Melbourne's RMIT University expert on information sciences Lisa Given characterized the ban as failing. "Many kids in the media have reported that they also think that this is really a failed exercise," Given said, pointing to the gap between legislative intent and enforcement reality.
Albanese said the government was examining whether the eSafety Commissioner had every power at her disposal to enforce the restrictions, and whether existing laws were as strong as possible. The acknowledgment reflects a fundamental challenge: regulation without adequate enforcement mechanisms cannot protect vulnerable populations from corporate resistance.
Enforcement Challenges and Regulatory Power
Inman Grant said in April she was considering court action against Facebook, Instagram, Snapchat, TikTok, and YouTube, alleging they were not taking reasonable steps to remove underage accounts. These platforms, along with X, Kick, Reddit, Threads, and Twitch, face potential fines of up to 49.5 million Australian dollars ($34 million) for failing to comply.

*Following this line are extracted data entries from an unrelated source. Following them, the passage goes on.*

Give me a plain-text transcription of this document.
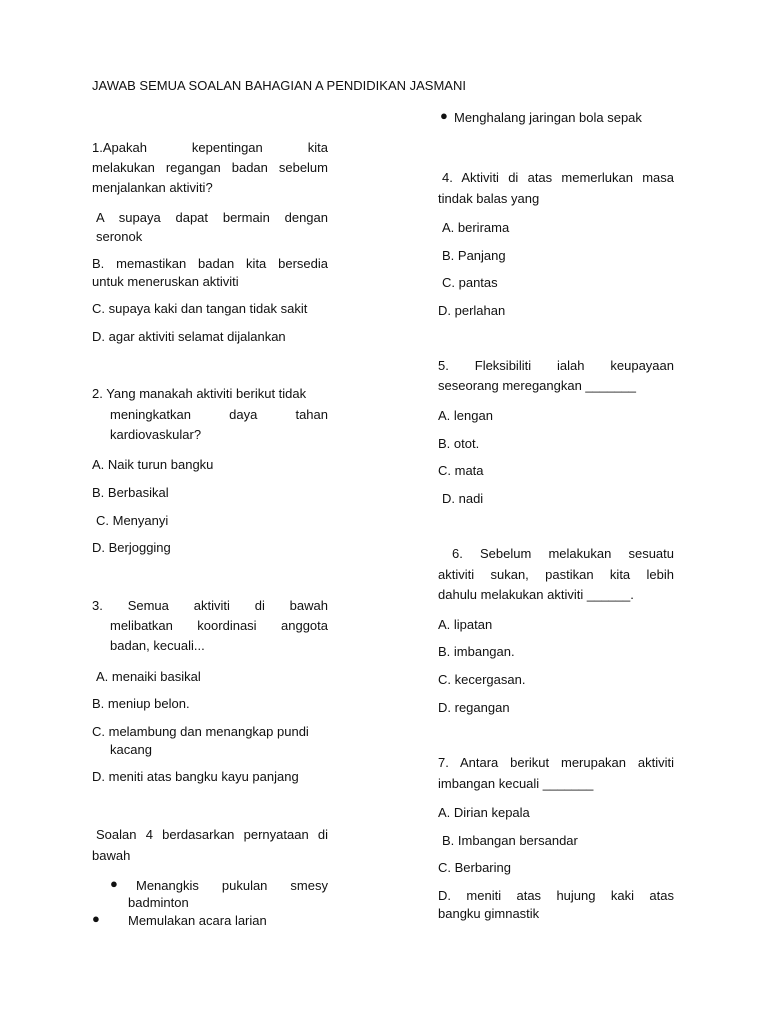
JAWAB SEMUA SOALAN BAHAGIAN A PENDIDIKAN JASMANI

1.Apakah kepentingan kita

melakukan regangan badan sebelum

menjalankan aktiviti?

A supaya dapat bermain dengan

seronok

B. memastikan badan kita bersedia

untuk meneruskan aktiviti

C. supaya kaki dan tangan tidak sakit

D. agar aktiviti selamat dijalankan

2. Yang manakah aktiviti berikut tidak

meningkatkan daya tahan

kardiovaskular?

A. Naik turun bangku

B. Berbasikal

C. Menyanyi

D. Berjogging

3. Semua aktiviti di bawah

melibatkan koordinasi anggota

badan, kecuali...

A. menaiki basikal

B. meniup belon.

C. melambung dan menangkap pundi

kacang

D. meniti atas bangku kayu panjang

Soalan 4 berdasarkan pernyataan di

bawah

● Menangkis pukulan smesy

badminton

● Memulakan acara larian

● Menghalang jaringan bola sepak

4. Aktiviti di atas memerlukan masa

tindak balas yang

A. berirama

B. Panjang

C. pantas

D. perlahan

5. Fleksibiliti ialah keupayaan

seseorang meregangkan _______

A. lengan

B. otot.

C. mata

D. nadi

6. Sebelum melakukan sesuatu

aktiviti sukan, pastikan kita lebih

dahulu melakukan aktiviti ______.

A. lipatan

B. imbangan.

C. kecergasan.

D. regangan

7. Antara berikut merupakan aktiviti

imbangan kecuali _______

A. Dirian kepala

B. Imbangan bersandar

C. Berbaring

D. meniti atas hujung kaki atas

bangku gimnastik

Yet the eSafety Commissioner herself has indicated the limits of her current authority. In an interview reported by the Sydney Morning Herald in early June, Inman Grant stated: "I don't have potent powers." She added: "What I would say is a regulator is only as good as the tools and the resources that they are given."
Given underscored this structural problem: "Either the eSafety Commissioner needs more powers or we've got to have some other approach to enforcement." She noted that Inman Grant faced a challenge in enforcing legislation that platforms were actively resisting, and that courts would ultimately need to determine what constituted "reasonable steps" under the law.
Global Response to Platform Harms
Australia was the first country in the world to pass legislation keeping youth off social media, but the enforcement struggles have not deterred other democracies from pursuing similar protections. Britain announced last week plans to ban children under 16 from a range of platforms to protect them from harmful content and excessive screen time. Canada, Brazil, and Indonesia have introduced legislation or announced age-based restrictions, while France, Spain, Denmark, Thailand, and South Korea are among others studying or developing comparable approaches.
The proposed digital duty of care legislation represents a shift from relying solely on age restrictions to holding platforms responsible for foreseeable harms. This framework acknowledges that protecting children requires not just rules about who can access platforms, but enforceable obligations on the companies that profit from their engagement.
Why This Matters:
The gap between Australia's ban and its enforcement reveals a critical vulnerability in democratic regulation of powerful technology companies. When platforms can circumvent restrictions designed to protect children—and when regulators lack the tools to compel compliance—the burden falls on young people and families to navigate digital environments engineered for addiction and engagement. The proposed duty of care legislation attempts to shift accountability from individual users to the institutions responsible for algorithmic design and content curation. As other democracies consider similar bans, Australia's experience demonstrates that age restrictions alone are insufficient without adequate regulatory power, funding, and enforcement mechanisms. The question of whether governments can effectively hold platforms accountable for harms to minors remains central to protecting children's rights and wellbeing in digital spaces.